Melalui ketiga kegiatan tersebut, Lemhannas RI diharapkan mampu mengemban amanat pendiri bangsa, yaitu untuk mewujudkan ketahanan nasional, baik dalam Trigatra: Demografi, Geografi dan Sumber Kekayaan Alam maupun Pancagatra, yang terdiri dari lima gatra ; Ideologi, Politik, Ekonomi, Sosial dan Budaya, Pertahanan dan Keamanan. Kelima gatra sosial tersebut mengandung unsur-unsur yang bersifat dinamis. Tantangan, ancaman, hambatan dan gangguan yang dihadapi oleh bangsa Indonesia selalu ditujukan pada kelima gatra sosial tersebut. Oleh karena itu penanggulangannya adalah dengan upaya meningkatkan ketahanan dalam gatra sosial tersebut secara utuh menyeluruh dan terpadu. Sebab kelemahan di salah satu gatra dapat mengakibatkan kelemahan di gatra lain dan mempengaruhi kondisi secara keseluruhan.
Konsep pertahanan nirmiliter
Lulusan KRA 37 Lemhannas dengan predikat Andalan ini dikenal karena giat menyusun konsep pertahanan nirmiliter. Pun juga dengan kajian-kajian strategis pertahanan. Lulusan S3 Geoteknik Ecole Centrale Paris dengan predikat Treshonorable tahun 1986 ini menjelaskan, ”Konsep pertahanan yang berbasis nirmiliter artinya pertahanan secara nonfisik yang tidak menggunakan senjata seperti lapis pertahanan militer, tetapi pemberdayaan faktor-faktor ideologi, politik, ekonomi, sosial budaya, dan teknologi melalui profesi, pengetahuan dan keahlian, serta kecerdasan untuk mencapai kesejahteraan masyarakat yang berkeadilan. Sehingga dalam menyemai kader-kader pimpinan nasional, mengerti bahwa ancaman paling besar adalah ancaman dari nirmiliter, walaupun kita juga bersiap-siap terhadap ancaman militer. Tetapi ancaman nirmiliter lebih besar, mengingat yang diserang adalah pola pikir/cara pandang bangsa Indonesia.“
Itu sebabnya, ia menambahkan, kurikulum terbanyak dan menjadi unggulan di Lemhanas adalah kurikulum pertahanan nirmiliter. Misalnya database mengenai kemiskinan, infrastruktur, aspek kebudayaan dan konflik antara masyarakat yang disebabkan oleh cara berpikir yang berbeda.
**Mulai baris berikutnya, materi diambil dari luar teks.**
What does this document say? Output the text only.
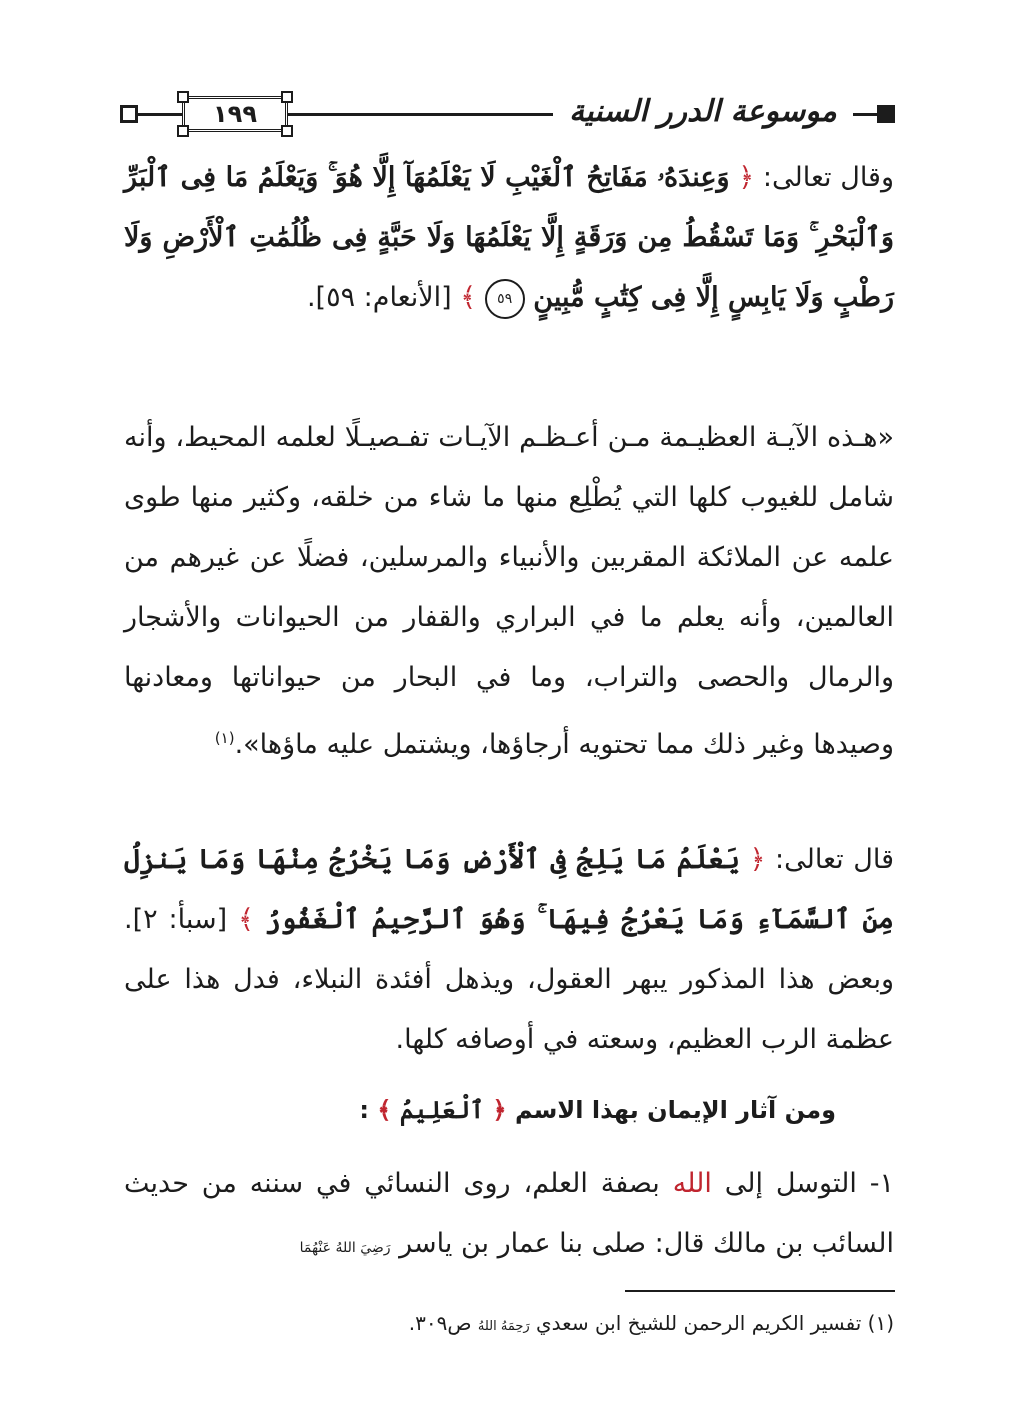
١٩٩	موسوعة الدرر السنية
وقال تعالى: ﴿ وَعِندَهُۥ مَفَاتِحُ ٱلْغَيْبِ لَا يَعْلَمُهَآ إِلَّا هُوَ ۚ وَيَعْلَمُ مَا فِى ٱلْبَرِّ وَٱلْبَحْرِ ۚ وَمَا تَسْقُطُ مِن وَرَقَةٍ إِلَّا يَعْلَمُهَا وَلَا حَبَّةٍ فِى ظُلُمَٰتِ ٱلْأَرْضِ وَلَا رَطْبٍ وَلَا يَابِسٍ إِلَّا فِى كِتَٰبٍ مُّبِينٍ ٥٩ ﴾ [الأنعام: ٥٩].
«هـذه الآيـة العظيـمة مـن أعـظـم الآيـات تفـصيـلًا لعلمه المحيط، وأنه شامل للغيوب كلها التي يُطْلِع منها ما شاء من خلقه، وكثير منها طوى علمه عن الملائكة المقربين والأنبياء والمرسلين، فضلًا عن غيرهم من العالمين، وأنه يعلم ما في البراري والقفار من الحيوانات والأشجار والرمال والحصى والتراب، وما في البحار من حيواناتها ومعادنها وصيدها وغير ذلك مما تحتويه أرجاؤها، ويشتمل عليه ماؤها».$^{(١)}$
قال تعالى: ﴿ يَعْلَمُ مَا يَلِجُ فِى ٱلْأَرْضِ وَمَا يَخْرُجُ مِنْهَا وَمَا يَنزِلُ مِنَ ٱلسَّمَآءِ وَمَا يَعْرُجُ فِيهَا ۚ وَهُوَ ٱلرَّحِيمُ ٱلْغَفُورُ ﴾ [سبأ: ٢]. وبعض هذا المذكور يبهر العقول، ويذهل أفئدة النبلاء، فدل هذا على عظمة الرب العظيم، وسعته في أوصافه كلها.
ومن آثار الإيمان بهذا الاسم ﴿ ٱلْعَلِيمُ ﴾ :
١- التوسل إلى الله بصفة العلم، روى النسائي في سننه من حديث السائب بن مالك قال: صلى بنا عمار بن ياسر رَضِيَ اللهُ عَنْهُمَا
(١) تفسير الكريم الرحمن للشيخ ابن سعدي رَحِمَهُ اللهُ ص٣٠٩.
Bahkan, menurut hasil penelitian Lemhannas, korupsi juga termasuk di dalamnya, kemiskinan, termasuk kemiskinan moral dan lain sebagainya. Persaingan global dalam bidang ekonomi yang bisa mempengaruhi sumber daya nasional kita. Juga tentang isu SARA yang belakangan kembali mengemuka, pria kelahiran Yogyakarta tahun 1954 ini mengatakan, itu juga diajarkan sebagai mata kuliah seperti penanganan konflik bermuatan SARA , radikalisme, deradikalisasi, yang diberikan para ahli sosial, antropolog dan dari BNPT.
“Disini sistem pembelajarannya bukan one way. Sebab yang diajar itu kan orang-orang level satu dan sudah pinter-pinter. Ada Kapolda, Pangdam dan lain sebagainya. Jadi lebih mengutamakan pelajaran untuk sharing dan diskusi, bukan seperti mengajar anak-anak SMA atau mahasiswa.”
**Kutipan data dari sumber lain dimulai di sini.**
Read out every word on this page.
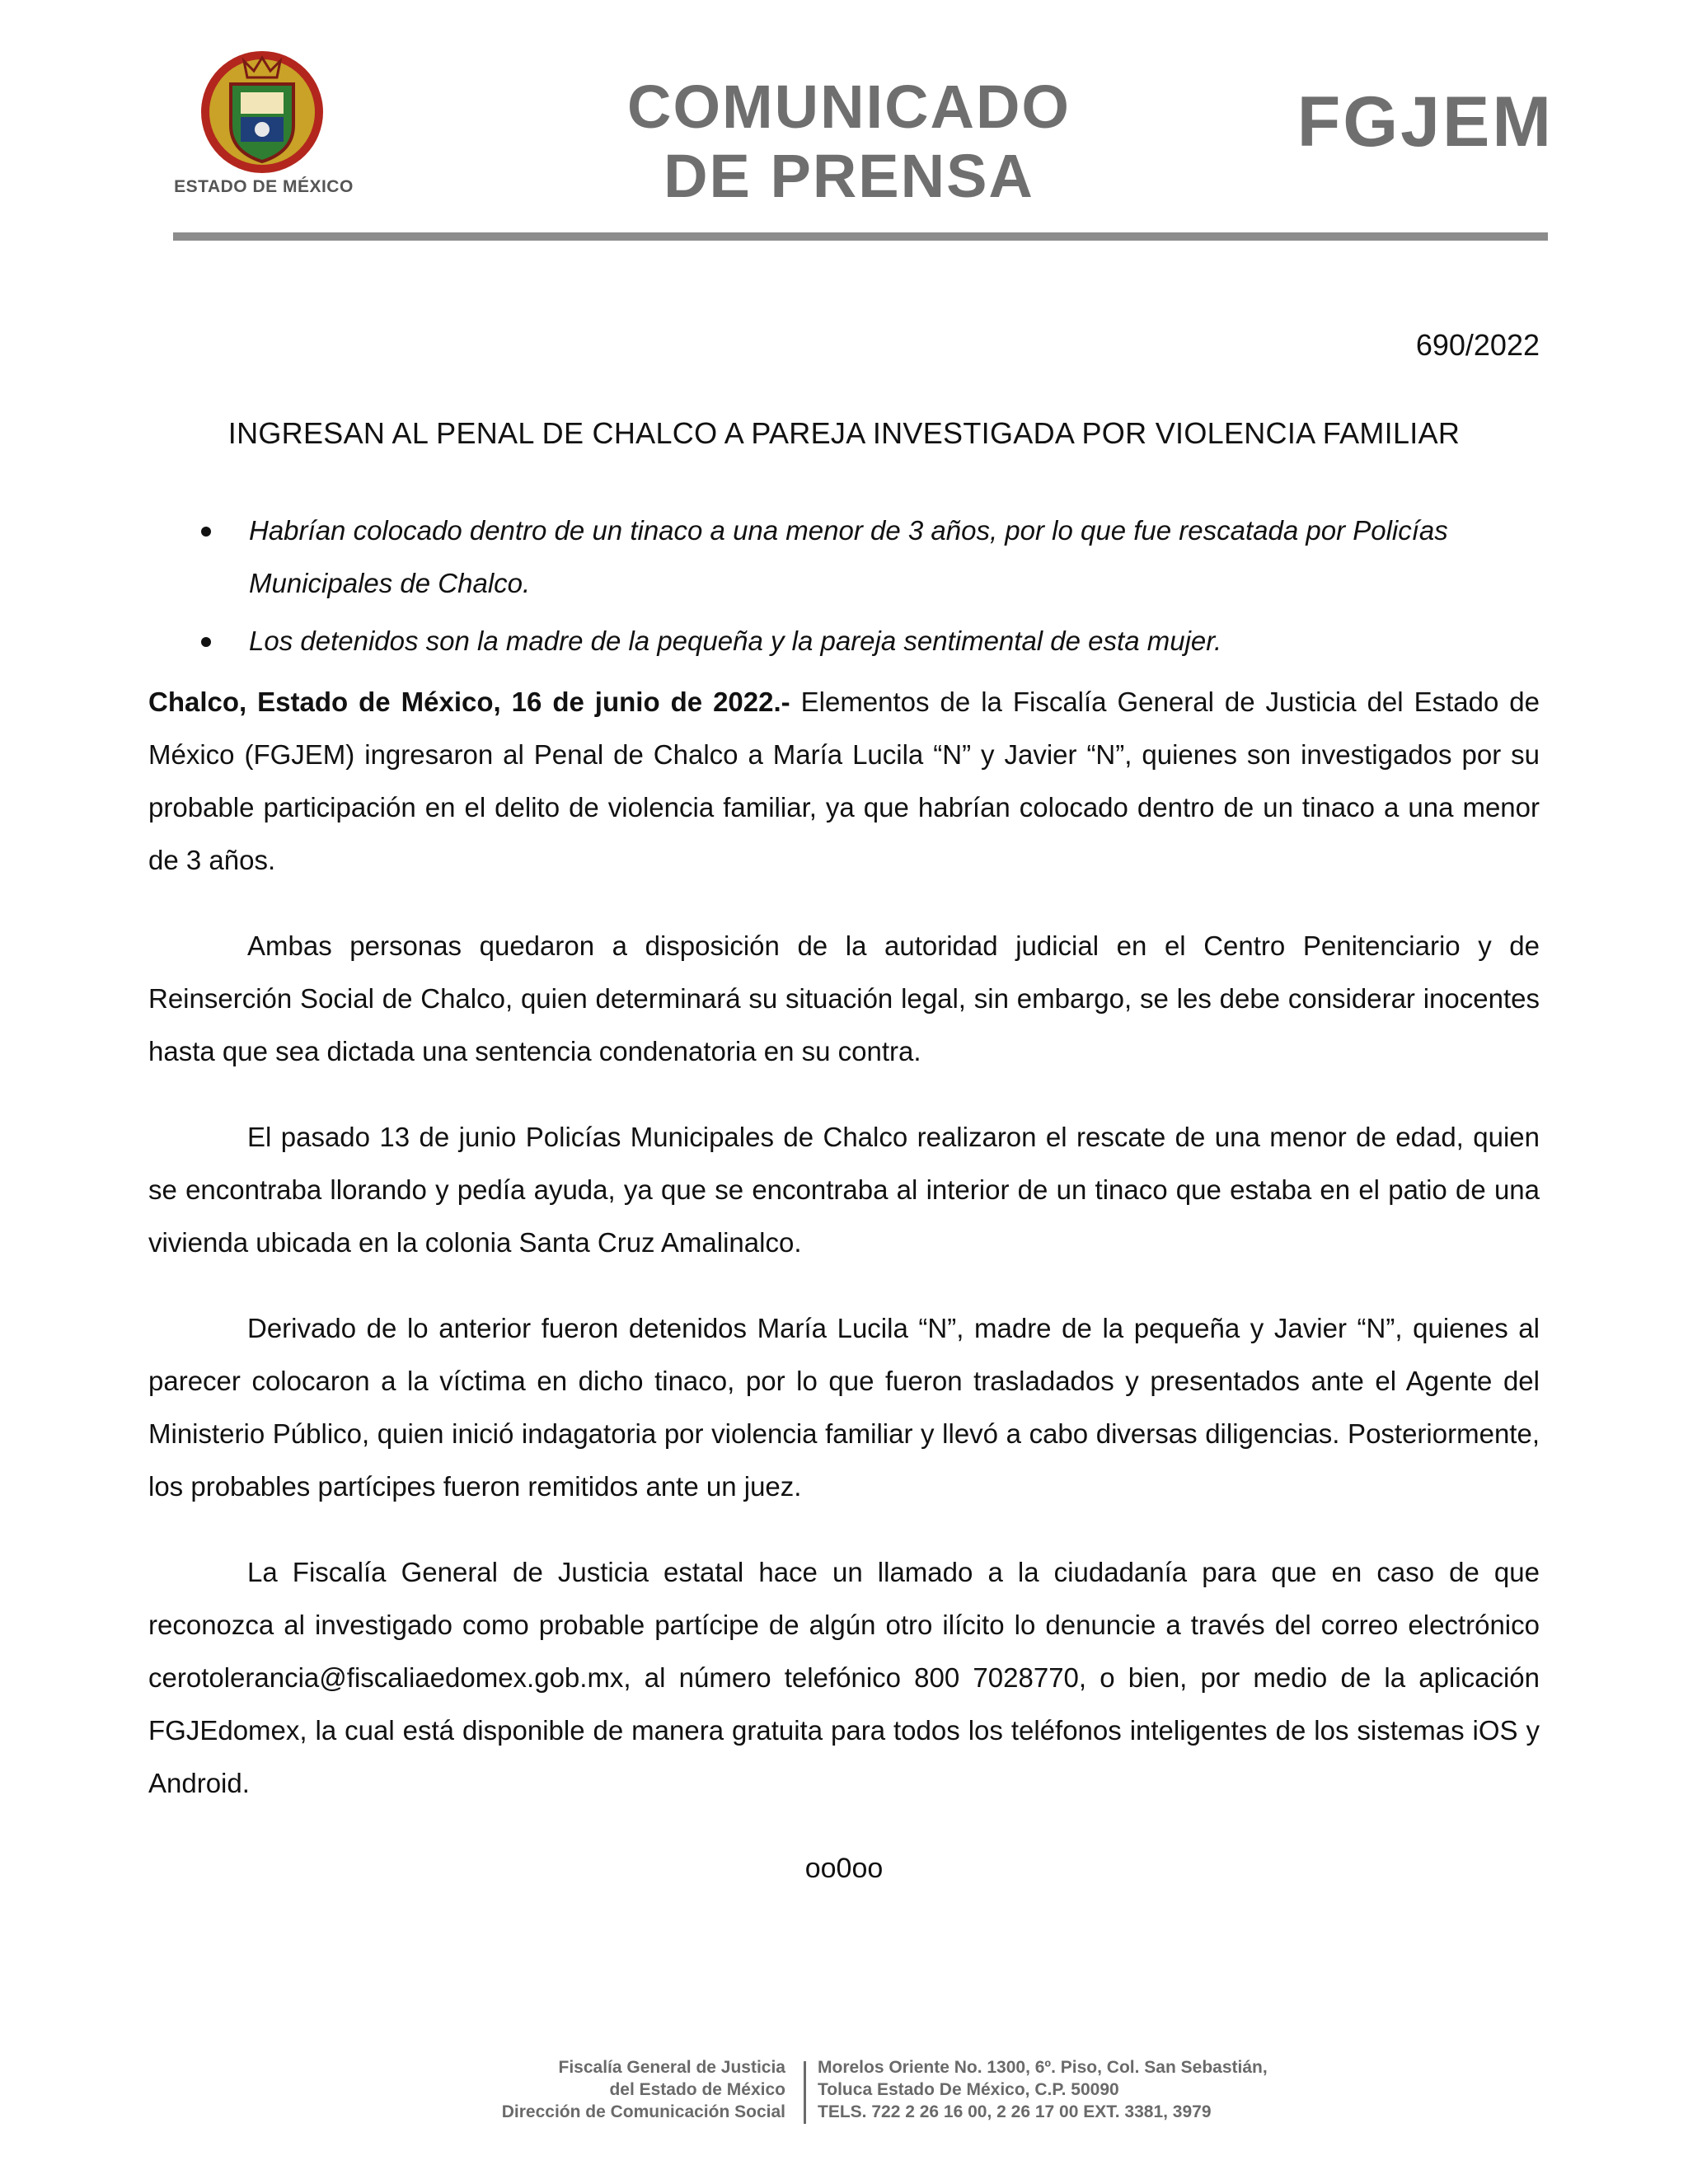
ESTADO DE MÉXICO
COMUNICADO
DE PRENSA
FGJEM
690/2022
INGRESAN AL PENAL DE CHALCO A PAREJA INVESTIGADA POR VIOLENCIA FAMILIAR
Habrían colocado dentro de un tinaco a una menor de 3 años, por lo que fue rescatada por Policías Municipales de Chalco.
Los detenidos son la madre de la pequeña y la pareja sentimental de esta mujer.

Chalco, Estado de México, 16 de junio de 2022.- Elementos de la Fiscalía General de Justicia del Estado de México (FGJEM) ingresaron al Penal de Chalco a María Lucila “N” y Javier “N”, quienes son investigados por su probable participación en el delito de violencia familiar, ya que habrían colocado dentro de un tinaco a una menor de 3 años.

Ambas personas quedaron a disposición de la autoridad judicial en el Centro Penitenciario y de Reinserción Social de Chalco, quien determinará su situación legal, sin embargo, se les debe considerar inocentes hasta que sea dictada una sentencia condenatoria en su contra.

El pasado 13 de junio Policías Municipales de Chalco realizaron el rescate de una menor de edad, quien se encontraba llorando y pedía ayuda, ya que se encontraba al interior de un tinaco que estaba en el patio de una vivienda ubicada en la colonia Santa Cruz Amalinalco.

Derivado de lo anterior fueron detenidos María Lucila “N”, madre de la pequeña y Javier “N”, quienes al parecer colocaron a la víctima en dicho tinaco, por lo que fueron trasladados y presentados ante el Agente del Ministerio Público, quien inició indagatoria por violencia familiar y llevó a cabo diversas diligencias. Posteriormente, los probables partícipes fueron remitidos ante un juez.

La Fiscalía General de Justicia estatal hace un llamado a la ciudadanía para que en caso de que reconozca al investigado como probable partícipe de algún otro ilícito lo denuncie a través del correo electrónico cerotolerancia@fiscaliaedomex.gob.mx, al número telefónico 800 7028770, o bien, por medio de la aplicación FGJEdomex, la cual está disponible de manera gratuita para todos los teléfonos inteligentes de los sistemas iOS y Android.

oo0oo
Fiscalía General de Justicia
del Estado de México
Dirección de Comunicación Social
Morelos Oriente No. 1300, 6º. Piso, Col. San Sebastián,
Toluca Estado De México, C.P. 50090
TELS. 722 2 26 16 00, 2 26 17 00 EXT. 3381, 3979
Perbandingannya pun lebih banyak praktik di lapangan. Misalnya, ada suatu kejadian, siapa orang-orang yang harus segera dihubungi? ”Walaupun diberi petunjuk teoritis, karena tataran teoritis ini juga sangat penting, tetapi lebih banyak pada praktiknya,“ kata Dosen Teladan I Tingkat Nasional tahun 1994 ketika menjadi dosen di UI ini.
Selain praktik, Lemhannas juga mengadakan kunjungan ke daerah-daerah yang disebut Studi Strategi Dalam Negeri. Peserta yang diterjunkan sekitar 20 orang beserta tenaga ahli dan profesional. Mereka diterjunkan untuk mengamati kondisi wilayah di daerah sekitarnya dan apa yang sedang terjadi, sehingga para peserta bisa mengolah kasus bersama dengan pengajar, pihak Pemda serta aparat keamanan daerah setempat.
Ketiga, di Lemhannas ini juga ada studi kajian. Mereka diterjunkan untuk mencatat/mengcover apa yang terjadi di lapangan dan rekomendasinya tertutup, kemudian disampaikan ke Sekneg dan pada Presiden untuk diketahui.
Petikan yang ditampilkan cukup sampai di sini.